The Grok Debugger is a really useful tool for building custom patterns.

resp = client.ingest.simulate(
    pipeline={
        "processors": [
            {
                "redact": {
                    "field": "message",
                    "patterns": [
                        "%{GITHUB_NAME:GITHUB_NAME}"
                    ],
                    "pattern_definitions": {
                        "GITHUB_NAME": "@%{USERNAME}"
                    }
                }
            }
        ]
    },
    docs=[
        {
            "_source": {
                "message": "@elastic-data-management the PR is ready for review"
            }
        }
    ],
)
print(resp)
response = client.ingest.simulate(
  body: {
    pipeline: {
      processors: [
        {
          redact: {
            field: 'message',
            patterns: [
              '%{GITHUB_NAME:GITHUB_NAME}'
            ],
            pattern_definitions: {
              "GITHUB_NAME": '@%<USERNAME>s'
            }
          }
        }
      ]
    },
    docs: [
      {
        _source: {
          message: '@elastic-data-management the PR is ready for review'
        }
      }
    ]
  }
)
puts response
const response = await client.ingest.simulate({
  pipeline: {
    processors: [
      {
        redact: {
          field: "message",
          patterns: ["%{GITHUB_NAME:GITHUB_NAME}"],
          pattern_definitions: {
            GITHUB_NAME: "@%{USERNAME}",
          },
        },
      },
    ],
  },
  docs: [
    {
      _source: {
        message: "@elastic-data-management the PR is ready for review",
      },
    },
  ],
});
console.log(response);
POST _ingest/pipeline/_simulate
{
  "pipeline": {
    "processors": [
      {
        "redact": {
          "field": "message",
          "patterns": [
            "%{GITHUB_NAME:GITHUB_NAME}"
          ],
          "pattern_definitions": {
            "GITHUB_NAME": "@%{USERNAME}"
          }
        }
      }
    ]
  },
  "docs": [
    {
      "_source": {
        "message": "@elastic-data-management the PR is ready for review"
      }
    }
  ]
}

The username is redacted in the response.

{
  "docs": [
    {
      "doc": {
        "_index": "_index",
        "_id": "_id",
        "_version": "-3",
        "_source": {
          "message": "<GITHUB_NAME> the PR is ready for review"
        },
        "_ingest": {
          "timestamp": "2023-02-01T16:53:14.560005377Z"
        }
      }
    }
  ]
}

Grok watchdog

edit

The watchdog interrupts expressions that take too long to execute. When interrupted, the Redact processor fails with an error. The same settings that control the Grok Watchdog timeout also apply to the Redact processor.

Licensing

edit

The redact processor is a commercial feature that requires an appropriate license. For more information, refer to https://elastic.ac.cn/subscriptions.

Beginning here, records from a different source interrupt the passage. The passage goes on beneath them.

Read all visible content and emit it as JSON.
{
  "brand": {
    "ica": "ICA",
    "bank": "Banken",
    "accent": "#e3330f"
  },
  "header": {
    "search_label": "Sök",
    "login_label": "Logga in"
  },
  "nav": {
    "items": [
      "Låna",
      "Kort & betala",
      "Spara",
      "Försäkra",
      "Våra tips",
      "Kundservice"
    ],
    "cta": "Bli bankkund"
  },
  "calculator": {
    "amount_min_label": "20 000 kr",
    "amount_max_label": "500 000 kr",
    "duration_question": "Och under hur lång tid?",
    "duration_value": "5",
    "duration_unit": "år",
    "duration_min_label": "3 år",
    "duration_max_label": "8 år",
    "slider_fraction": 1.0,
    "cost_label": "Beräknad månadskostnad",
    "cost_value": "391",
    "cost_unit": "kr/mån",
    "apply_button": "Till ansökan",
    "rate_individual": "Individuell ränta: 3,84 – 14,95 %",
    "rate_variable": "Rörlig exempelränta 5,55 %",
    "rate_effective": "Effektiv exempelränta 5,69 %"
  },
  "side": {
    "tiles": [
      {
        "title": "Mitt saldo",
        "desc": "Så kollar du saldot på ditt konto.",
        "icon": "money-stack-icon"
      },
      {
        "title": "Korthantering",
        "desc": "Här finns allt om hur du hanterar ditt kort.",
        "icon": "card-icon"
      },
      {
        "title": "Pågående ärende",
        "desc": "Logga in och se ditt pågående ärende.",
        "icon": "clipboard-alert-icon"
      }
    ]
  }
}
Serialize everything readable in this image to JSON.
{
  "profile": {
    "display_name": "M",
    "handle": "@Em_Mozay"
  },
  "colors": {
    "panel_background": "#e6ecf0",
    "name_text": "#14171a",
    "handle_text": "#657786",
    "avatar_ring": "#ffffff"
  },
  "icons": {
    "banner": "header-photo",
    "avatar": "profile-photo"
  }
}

The skip_if_unlicensed option can be set on a redact processor to control behavior when the cluster’s license is not sufficient to run such a processor. skip_if_unlicensed defaults to false, and the redact processor will throw an exception if the cluster’s license is not sufficient. If you set the skip_if_unlicensed option to true, however, then the redact processor not throw an exception (it will do nothing at all) in the case of an insufficient license.